EMA communications officer Joyce Chapungu could not give a definite response when asked if land reclamation was going to be done anytime soon.

“I need to find out from our Manicaland provincial office,” Chapungu said.

Zimbabwe has laws that protect the environment against destructive practices.

According to the EIA and Ecosystems Protection Regulations SI7, 2007, “no person shall . . . destroy any natural vegetation on, or dig up, break up, remove or alter in any way the surface or soil of . . . land within 30m of the naturally defined banks of a public stream or bed, banks or course of any river or stream”.

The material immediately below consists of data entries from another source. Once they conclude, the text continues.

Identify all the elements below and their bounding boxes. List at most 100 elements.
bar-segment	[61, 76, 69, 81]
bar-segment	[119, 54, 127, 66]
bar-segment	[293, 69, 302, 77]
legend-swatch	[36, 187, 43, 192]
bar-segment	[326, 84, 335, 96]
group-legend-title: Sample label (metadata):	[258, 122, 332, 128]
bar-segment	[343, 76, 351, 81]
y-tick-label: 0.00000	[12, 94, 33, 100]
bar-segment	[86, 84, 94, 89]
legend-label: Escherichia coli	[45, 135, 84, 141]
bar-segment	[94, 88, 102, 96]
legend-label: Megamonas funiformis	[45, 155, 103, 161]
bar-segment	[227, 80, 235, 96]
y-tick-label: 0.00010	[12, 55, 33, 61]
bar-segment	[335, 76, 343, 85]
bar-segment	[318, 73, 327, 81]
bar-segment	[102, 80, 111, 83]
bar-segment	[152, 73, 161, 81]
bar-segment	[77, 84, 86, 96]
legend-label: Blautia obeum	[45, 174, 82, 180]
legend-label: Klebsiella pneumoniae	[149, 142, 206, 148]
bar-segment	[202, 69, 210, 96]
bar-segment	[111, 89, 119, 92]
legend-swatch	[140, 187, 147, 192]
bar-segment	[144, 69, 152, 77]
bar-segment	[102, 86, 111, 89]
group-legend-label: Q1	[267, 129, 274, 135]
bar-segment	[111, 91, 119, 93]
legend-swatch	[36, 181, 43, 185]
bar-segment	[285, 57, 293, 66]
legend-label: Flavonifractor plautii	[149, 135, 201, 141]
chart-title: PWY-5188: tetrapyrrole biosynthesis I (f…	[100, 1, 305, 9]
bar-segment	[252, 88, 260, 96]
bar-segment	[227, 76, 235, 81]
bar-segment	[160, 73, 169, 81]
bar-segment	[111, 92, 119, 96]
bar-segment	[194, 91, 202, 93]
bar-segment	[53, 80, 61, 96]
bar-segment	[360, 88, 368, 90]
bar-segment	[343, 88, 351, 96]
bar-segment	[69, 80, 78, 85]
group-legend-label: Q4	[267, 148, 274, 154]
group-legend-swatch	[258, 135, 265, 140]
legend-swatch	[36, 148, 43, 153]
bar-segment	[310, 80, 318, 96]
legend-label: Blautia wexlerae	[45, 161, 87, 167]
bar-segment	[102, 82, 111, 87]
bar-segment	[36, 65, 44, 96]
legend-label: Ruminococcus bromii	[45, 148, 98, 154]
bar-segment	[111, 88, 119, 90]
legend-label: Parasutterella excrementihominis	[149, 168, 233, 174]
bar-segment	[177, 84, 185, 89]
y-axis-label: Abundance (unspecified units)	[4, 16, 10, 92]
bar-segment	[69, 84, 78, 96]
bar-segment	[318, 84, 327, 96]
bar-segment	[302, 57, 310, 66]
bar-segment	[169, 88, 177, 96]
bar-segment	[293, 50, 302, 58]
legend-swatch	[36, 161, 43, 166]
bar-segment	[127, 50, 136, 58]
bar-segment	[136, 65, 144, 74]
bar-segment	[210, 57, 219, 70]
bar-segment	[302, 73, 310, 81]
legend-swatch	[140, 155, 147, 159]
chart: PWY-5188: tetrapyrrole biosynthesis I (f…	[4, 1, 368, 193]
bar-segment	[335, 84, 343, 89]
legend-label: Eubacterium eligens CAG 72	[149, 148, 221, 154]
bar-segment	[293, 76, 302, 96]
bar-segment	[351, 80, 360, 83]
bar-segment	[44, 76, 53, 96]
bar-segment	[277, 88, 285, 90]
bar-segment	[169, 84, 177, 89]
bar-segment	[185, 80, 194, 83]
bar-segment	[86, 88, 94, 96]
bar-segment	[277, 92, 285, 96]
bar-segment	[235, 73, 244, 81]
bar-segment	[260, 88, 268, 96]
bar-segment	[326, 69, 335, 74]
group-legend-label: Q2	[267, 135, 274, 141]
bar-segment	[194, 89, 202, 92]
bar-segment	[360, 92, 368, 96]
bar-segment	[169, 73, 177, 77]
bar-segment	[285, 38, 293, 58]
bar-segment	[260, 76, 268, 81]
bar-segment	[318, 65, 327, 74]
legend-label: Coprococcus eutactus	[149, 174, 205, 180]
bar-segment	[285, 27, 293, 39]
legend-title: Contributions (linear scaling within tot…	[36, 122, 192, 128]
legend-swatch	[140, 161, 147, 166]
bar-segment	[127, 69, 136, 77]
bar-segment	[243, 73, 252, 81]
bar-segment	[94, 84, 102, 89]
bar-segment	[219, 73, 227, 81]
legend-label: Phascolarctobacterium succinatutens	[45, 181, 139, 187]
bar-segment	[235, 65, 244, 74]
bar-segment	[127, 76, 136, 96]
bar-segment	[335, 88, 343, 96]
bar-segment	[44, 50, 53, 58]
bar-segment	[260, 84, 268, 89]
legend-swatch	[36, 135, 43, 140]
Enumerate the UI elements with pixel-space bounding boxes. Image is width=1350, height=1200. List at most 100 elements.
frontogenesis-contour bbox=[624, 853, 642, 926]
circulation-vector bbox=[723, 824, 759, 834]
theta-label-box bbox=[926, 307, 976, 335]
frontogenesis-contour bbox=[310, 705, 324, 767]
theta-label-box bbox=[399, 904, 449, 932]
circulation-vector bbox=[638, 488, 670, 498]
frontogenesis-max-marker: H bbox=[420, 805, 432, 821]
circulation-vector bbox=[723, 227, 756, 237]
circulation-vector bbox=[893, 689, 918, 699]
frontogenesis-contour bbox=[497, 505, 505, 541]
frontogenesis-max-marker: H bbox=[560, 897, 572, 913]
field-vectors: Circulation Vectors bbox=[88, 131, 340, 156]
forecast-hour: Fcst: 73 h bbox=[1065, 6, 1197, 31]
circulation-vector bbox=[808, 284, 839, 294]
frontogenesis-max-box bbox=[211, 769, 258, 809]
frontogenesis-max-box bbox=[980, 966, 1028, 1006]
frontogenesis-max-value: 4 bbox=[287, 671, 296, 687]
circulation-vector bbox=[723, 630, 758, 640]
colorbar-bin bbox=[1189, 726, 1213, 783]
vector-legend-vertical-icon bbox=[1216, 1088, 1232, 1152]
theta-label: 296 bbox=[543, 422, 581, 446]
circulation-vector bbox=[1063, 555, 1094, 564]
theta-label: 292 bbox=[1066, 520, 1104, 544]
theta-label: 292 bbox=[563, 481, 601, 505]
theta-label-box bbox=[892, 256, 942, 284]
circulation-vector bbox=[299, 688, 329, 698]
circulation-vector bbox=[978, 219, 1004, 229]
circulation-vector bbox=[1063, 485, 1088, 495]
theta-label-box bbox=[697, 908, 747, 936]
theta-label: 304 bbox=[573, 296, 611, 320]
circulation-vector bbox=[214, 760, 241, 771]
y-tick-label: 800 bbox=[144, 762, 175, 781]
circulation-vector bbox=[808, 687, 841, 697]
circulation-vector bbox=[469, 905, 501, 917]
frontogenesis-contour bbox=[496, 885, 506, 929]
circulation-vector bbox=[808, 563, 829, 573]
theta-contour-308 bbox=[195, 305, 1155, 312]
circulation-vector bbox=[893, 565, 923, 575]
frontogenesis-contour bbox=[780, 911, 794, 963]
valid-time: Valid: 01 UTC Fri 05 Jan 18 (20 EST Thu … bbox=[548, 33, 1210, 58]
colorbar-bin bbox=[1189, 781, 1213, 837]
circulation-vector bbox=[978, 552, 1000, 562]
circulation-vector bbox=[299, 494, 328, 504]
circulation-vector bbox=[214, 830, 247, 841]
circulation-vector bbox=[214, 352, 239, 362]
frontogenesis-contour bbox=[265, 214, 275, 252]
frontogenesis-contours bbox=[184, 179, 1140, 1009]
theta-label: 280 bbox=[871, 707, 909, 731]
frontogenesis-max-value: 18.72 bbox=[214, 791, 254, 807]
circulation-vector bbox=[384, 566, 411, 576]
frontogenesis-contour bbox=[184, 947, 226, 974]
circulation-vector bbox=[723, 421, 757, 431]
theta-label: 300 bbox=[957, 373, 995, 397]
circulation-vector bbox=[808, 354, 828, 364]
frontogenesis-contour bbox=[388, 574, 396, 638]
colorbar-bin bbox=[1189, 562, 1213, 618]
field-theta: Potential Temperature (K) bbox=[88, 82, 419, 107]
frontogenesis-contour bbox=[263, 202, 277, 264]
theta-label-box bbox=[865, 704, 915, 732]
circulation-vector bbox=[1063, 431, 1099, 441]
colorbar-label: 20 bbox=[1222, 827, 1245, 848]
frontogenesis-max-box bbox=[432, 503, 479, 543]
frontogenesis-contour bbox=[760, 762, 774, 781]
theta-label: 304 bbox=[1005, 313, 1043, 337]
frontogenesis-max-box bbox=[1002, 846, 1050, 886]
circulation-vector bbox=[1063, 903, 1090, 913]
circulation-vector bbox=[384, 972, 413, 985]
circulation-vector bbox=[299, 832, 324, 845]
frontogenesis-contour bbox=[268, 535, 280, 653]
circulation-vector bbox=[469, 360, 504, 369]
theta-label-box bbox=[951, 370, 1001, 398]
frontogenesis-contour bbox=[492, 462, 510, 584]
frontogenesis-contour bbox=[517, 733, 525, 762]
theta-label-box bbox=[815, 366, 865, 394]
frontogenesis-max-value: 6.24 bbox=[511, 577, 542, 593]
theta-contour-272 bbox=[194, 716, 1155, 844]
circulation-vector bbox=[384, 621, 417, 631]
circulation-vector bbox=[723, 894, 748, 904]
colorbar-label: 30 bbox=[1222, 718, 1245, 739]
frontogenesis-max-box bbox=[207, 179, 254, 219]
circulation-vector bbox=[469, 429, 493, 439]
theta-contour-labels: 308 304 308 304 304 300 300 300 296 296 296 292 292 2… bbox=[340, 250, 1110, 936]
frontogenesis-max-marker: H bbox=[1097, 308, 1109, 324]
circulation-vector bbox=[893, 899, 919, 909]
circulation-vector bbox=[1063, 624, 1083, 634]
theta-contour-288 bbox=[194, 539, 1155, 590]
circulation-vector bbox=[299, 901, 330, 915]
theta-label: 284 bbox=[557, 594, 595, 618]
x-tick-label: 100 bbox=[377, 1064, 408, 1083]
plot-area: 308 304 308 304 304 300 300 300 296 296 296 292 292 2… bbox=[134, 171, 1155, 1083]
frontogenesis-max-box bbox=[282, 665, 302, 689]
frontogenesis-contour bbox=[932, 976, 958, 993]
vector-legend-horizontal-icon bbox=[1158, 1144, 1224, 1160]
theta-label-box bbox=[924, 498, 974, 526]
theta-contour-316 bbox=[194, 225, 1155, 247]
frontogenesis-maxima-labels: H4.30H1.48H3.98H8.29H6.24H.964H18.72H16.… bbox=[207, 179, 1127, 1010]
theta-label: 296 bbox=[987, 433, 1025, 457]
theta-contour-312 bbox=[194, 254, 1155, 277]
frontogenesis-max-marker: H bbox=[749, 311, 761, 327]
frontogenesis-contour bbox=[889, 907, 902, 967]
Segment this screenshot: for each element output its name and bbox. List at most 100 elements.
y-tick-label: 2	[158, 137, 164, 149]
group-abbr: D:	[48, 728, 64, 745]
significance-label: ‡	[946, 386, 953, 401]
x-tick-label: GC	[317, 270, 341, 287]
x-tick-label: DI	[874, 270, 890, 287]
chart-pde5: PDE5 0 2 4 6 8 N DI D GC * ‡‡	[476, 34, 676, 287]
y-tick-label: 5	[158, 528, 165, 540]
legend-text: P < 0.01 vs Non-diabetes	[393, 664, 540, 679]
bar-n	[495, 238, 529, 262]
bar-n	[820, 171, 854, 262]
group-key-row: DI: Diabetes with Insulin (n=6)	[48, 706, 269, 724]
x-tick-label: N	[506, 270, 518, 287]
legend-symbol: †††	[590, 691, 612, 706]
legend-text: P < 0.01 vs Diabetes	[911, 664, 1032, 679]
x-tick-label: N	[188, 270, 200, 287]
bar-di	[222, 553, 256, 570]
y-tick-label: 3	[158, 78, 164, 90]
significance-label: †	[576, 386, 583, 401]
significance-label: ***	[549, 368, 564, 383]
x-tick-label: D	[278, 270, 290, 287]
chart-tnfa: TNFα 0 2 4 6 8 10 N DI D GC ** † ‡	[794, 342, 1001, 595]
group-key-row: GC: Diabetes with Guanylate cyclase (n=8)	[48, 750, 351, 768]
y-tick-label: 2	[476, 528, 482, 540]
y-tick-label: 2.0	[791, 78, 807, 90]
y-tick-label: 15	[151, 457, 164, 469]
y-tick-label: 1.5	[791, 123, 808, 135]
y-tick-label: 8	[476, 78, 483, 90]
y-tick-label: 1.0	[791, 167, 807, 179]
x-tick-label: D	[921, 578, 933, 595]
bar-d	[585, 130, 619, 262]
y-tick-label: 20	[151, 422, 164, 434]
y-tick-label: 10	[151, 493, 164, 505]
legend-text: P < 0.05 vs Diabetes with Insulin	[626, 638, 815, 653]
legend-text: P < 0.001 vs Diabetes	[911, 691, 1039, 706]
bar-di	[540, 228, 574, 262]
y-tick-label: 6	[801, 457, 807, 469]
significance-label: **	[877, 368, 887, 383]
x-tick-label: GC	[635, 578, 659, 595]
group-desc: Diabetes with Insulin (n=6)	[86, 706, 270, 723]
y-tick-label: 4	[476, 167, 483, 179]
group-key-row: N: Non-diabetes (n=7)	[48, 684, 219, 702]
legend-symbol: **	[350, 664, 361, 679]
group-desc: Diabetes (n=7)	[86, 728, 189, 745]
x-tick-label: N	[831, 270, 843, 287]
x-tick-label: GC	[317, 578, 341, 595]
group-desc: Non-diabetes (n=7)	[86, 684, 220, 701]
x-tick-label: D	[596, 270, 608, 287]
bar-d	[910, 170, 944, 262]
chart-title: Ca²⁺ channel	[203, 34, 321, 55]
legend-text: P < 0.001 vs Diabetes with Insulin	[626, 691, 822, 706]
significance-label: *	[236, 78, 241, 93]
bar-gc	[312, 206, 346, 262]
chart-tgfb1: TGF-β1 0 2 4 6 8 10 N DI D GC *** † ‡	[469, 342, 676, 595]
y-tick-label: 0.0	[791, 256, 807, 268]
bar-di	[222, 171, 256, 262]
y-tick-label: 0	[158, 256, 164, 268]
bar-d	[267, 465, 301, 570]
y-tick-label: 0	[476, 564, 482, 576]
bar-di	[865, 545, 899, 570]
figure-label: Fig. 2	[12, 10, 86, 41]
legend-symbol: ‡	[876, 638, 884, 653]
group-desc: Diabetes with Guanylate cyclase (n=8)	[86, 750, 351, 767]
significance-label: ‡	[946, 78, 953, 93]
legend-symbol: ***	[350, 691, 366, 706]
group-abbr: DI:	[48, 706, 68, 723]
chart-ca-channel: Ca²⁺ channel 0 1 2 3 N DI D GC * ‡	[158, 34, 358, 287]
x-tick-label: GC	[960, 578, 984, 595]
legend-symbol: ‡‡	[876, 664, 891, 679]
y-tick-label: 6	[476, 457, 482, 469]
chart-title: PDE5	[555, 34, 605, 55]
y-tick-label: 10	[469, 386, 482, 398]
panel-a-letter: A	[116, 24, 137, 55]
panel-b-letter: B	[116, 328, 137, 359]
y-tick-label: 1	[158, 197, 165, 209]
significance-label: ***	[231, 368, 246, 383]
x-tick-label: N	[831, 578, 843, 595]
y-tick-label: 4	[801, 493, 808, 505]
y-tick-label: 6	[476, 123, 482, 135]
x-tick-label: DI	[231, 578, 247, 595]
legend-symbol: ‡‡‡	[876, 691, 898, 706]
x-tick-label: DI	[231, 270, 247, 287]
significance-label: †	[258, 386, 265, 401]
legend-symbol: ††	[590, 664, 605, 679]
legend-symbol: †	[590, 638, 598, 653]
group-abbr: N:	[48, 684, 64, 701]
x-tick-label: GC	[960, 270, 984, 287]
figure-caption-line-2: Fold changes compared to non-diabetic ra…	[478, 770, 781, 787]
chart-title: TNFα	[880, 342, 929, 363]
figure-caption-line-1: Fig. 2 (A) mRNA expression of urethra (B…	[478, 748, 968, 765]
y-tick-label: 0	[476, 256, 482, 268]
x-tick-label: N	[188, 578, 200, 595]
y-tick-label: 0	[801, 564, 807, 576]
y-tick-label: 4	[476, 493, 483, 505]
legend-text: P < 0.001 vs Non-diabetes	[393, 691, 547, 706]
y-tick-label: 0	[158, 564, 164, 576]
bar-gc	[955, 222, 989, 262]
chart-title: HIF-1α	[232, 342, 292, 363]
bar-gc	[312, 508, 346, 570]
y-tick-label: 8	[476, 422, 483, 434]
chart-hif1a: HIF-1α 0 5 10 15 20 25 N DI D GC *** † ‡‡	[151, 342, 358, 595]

While no scientific assessment of the ecological damage has been done, geophysical impacts are evident to the naked eye and villagers say aquatic animals, plants and riverine birds in the area are nearing extinction.

Villagers say operations carried out by the mine affected the water quality, and depleted flora and fauna sustained by the river.

“The community noted a decline in the kingfisher or “jezenga” as a result of the disturbance of the Mutare River,” they note in the environmental audit report.

Jezenga is a magnificently coloured small and short-tailed bird with blue upperparts, orange underparts and a long bill. The bird mainly feeds on fish and lives in low-hanging nests along the river banks.

Section 67 of the Water Act buttresses that water resource management must be consistent with environmental approaches and contends that implementation of any “proposal for the use, management or exploitation of water resources, due consideration shall be given to the protection, conservation and sustenance of the environment and the right of access by members of the public to places of leisure or natural beauty related to water or water bodies”.

Although DTZ was established to drive national development projects, the organisation, which moved into Penhalonga-Tsvingwe in 2004, left the community poor and hungry, with nothing to eat and destroyed the pristine landscape, which used to be a marvel for tourists.

For Penhalonga-Tsvingwe communities, chemicals are not the only toxic substances that find their way into Mutare River. The community, in an environmental audit report, accuses Redwing Mine of failing to contain sewage from their toilets.

“The mine is failing to contain its waste system resulting in sewage running off into the river. The sewage spills into the Mutare River and Nyahuku River, which is connected to the Mutare River,” reads the report.

According to Section 57(1) of the Environmental Management Act, “any person, who discharges or applies any poison or toxic, noxious or obstructing matter, radioactive waste or other pollutants or permits any person to dump or discharge such matter into the aquatic environment in contravention of water pollution control standards shall be guilty of an offence…,” but the community accuses EMA of being weak and thereby ineffective against mining giants.

Preservation of the environment is the desire of the community, which feels that benefiting from exploitation of natural resources is their right because in September 2017, Zimbabwe acceded to the Nagoya Protocol on access to genetic resources and the fair and equitable sharing of benefits arising from their utilisation, a 2010 supplementary agreement to the 1992 Convention on Biological Diversity.

λ Simiso Mlevu is the communications officer at CNRG. She writes here in her own capacity.